NJ Bill Prohibits Restraints on Litigating Discrimination Claims

NJ Bill Prohibits Restraints on Litigating Discrimination Claims

The NJ Senate recently introduced legislation, no doubt intending to improve the rights of employees who have discrimination claims, by requiring more transparency in litigating these claims. This bill, S3581, provides that provisions in an employment contract that waive “any substantive or procedural right or remedy relating to a claim of discrimination, retaliation, or harassment” are contrary to public policy and would be unenforceable. Furthermore, this bill would prohibit any “prospective waiver of rights or remedies” such as a jury trial or mandatory arbitration of discrimination claims under the New Jersey Law Against Discrimination (“LAD”).

This bill also contains a provision designed to eliminate non-disclosure provisions in agreements resolving claims under the LAD. It deems these clauses as against public policy and therefore unenforceable.

Moreover, the bill prohibits an employer from taking retaliatory action (e.g., refusal to hire, discharge, suspension, or demotion) on the grounds that an individual refuses to enter into an agreement with terms contrary to the above.

Lastly, to the extent an employer seeks to enforce an agreement contrary to the bill, the employee may collect costs and reasonable attorney’s fees for defending against any such suit.

The bill would affect settlement agreements prospectively (not those entered into prior to the effective date specified). It also does not apply to the terms of collective bargaining agreements.
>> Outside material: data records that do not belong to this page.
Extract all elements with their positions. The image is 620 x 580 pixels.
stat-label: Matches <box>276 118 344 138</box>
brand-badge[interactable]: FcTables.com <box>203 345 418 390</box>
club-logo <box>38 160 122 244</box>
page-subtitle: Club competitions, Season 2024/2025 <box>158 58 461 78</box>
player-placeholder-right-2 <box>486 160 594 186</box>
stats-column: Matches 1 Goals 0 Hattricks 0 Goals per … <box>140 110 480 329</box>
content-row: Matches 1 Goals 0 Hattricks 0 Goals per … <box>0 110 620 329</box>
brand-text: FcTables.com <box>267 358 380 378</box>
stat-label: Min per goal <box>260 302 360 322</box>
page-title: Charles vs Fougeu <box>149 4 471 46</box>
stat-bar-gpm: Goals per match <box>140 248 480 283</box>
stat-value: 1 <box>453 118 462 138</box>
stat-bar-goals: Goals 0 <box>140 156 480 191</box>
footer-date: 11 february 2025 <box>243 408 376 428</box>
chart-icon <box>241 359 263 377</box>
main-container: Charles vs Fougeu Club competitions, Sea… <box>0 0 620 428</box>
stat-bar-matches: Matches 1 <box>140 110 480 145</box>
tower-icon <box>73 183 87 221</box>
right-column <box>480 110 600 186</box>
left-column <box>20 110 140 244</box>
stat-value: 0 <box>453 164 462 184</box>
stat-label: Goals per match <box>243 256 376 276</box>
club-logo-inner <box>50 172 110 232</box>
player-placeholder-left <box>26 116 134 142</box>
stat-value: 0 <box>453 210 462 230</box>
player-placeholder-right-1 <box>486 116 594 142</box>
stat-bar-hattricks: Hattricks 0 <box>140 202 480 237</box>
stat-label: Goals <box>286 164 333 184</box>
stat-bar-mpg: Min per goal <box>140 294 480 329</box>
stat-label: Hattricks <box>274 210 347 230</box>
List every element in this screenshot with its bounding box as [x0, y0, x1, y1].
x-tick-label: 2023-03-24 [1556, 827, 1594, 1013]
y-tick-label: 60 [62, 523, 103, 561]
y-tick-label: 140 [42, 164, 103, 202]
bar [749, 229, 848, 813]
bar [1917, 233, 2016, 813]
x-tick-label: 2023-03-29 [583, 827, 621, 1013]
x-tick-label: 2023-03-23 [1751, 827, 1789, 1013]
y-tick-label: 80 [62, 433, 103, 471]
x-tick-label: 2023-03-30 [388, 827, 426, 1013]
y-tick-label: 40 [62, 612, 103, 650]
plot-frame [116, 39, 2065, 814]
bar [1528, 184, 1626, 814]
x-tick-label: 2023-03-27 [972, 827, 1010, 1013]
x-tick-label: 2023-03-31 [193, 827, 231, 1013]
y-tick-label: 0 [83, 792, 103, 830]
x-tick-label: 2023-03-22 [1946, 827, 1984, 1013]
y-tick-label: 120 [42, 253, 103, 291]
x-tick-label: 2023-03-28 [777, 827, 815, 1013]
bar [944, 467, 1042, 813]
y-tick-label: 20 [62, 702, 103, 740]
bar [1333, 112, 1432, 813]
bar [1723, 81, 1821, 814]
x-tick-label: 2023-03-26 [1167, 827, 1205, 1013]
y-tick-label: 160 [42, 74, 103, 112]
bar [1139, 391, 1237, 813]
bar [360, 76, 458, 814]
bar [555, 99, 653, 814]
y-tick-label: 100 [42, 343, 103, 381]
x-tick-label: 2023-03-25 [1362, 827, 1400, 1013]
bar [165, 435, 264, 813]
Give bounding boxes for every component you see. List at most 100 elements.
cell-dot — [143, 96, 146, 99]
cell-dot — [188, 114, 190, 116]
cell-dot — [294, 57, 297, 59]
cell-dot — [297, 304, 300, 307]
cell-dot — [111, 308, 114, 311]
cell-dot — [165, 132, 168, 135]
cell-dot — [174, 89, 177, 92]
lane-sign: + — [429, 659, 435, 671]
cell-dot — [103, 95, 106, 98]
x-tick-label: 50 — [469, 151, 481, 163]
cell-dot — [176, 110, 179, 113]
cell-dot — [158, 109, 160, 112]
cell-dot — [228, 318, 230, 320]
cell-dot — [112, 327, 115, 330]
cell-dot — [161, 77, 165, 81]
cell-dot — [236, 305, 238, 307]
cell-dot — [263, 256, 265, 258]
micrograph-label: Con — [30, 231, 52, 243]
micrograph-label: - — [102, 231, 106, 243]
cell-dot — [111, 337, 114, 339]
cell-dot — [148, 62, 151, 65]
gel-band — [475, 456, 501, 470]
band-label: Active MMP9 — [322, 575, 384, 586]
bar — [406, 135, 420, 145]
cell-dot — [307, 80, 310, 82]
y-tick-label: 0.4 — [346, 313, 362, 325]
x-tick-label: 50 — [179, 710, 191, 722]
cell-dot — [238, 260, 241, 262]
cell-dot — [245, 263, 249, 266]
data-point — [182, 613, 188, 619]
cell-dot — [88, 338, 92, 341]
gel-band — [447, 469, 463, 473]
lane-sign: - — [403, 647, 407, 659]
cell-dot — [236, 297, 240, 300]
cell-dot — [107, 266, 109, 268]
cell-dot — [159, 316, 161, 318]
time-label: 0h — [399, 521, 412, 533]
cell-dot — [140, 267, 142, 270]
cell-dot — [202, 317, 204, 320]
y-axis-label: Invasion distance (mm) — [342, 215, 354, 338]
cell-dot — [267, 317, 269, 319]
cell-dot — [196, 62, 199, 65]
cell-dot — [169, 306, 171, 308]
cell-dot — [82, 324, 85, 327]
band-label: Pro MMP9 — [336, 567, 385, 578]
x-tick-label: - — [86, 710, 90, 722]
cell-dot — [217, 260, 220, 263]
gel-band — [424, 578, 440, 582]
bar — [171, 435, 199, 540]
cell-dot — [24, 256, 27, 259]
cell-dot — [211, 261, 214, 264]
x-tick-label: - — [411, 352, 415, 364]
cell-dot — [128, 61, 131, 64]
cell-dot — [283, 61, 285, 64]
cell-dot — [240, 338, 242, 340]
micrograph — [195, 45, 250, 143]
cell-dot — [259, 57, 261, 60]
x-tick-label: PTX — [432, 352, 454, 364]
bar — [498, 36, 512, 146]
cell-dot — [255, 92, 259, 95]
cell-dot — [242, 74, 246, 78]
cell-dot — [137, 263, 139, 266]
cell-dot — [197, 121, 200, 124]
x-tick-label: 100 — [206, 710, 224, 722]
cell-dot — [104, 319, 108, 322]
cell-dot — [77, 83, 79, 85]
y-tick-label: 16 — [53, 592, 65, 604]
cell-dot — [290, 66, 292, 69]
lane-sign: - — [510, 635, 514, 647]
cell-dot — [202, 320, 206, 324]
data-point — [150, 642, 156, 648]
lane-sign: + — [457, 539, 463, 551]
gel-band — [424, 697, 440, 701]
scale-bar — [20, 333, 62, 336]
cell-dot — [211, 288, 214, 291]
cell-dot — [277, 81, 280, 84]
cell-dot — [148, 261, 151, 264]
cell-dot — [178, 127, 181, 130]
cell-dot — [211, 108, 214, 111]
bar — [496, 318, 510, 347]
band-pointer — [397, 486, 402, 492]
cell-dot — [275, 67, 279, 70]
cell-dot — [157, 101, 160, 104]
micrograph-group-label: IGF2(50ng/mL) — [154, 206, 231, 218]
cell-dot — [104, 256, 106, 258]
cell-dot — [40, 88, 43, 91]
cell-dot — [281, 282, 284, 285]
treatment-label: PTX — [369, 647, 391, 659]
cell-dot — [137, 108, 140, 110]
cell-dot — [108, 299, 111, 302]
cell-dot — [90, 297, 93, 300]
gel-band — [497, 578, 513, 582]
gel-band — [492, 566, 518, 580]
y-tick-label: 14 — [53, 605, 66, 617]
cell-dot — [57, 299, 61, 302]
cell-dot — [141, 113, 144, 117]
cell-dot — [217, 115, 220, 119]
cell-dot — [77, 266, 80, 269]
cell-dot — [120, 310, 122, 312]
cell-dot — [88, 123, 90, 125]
If passed, this bill would likely dramatically affect litigation and strategy of claims brought under the LAD. The inability of an employer to utilize arbitration procedures or insist upon confidentiality in settlement agreements may result in fewer out-of-court resolutions and more protracted and costly litigation. This is a double-edged sword for both employers and employees. That is, many employees would prefer to have their claims resolved privately without having to endure a long and public court battle.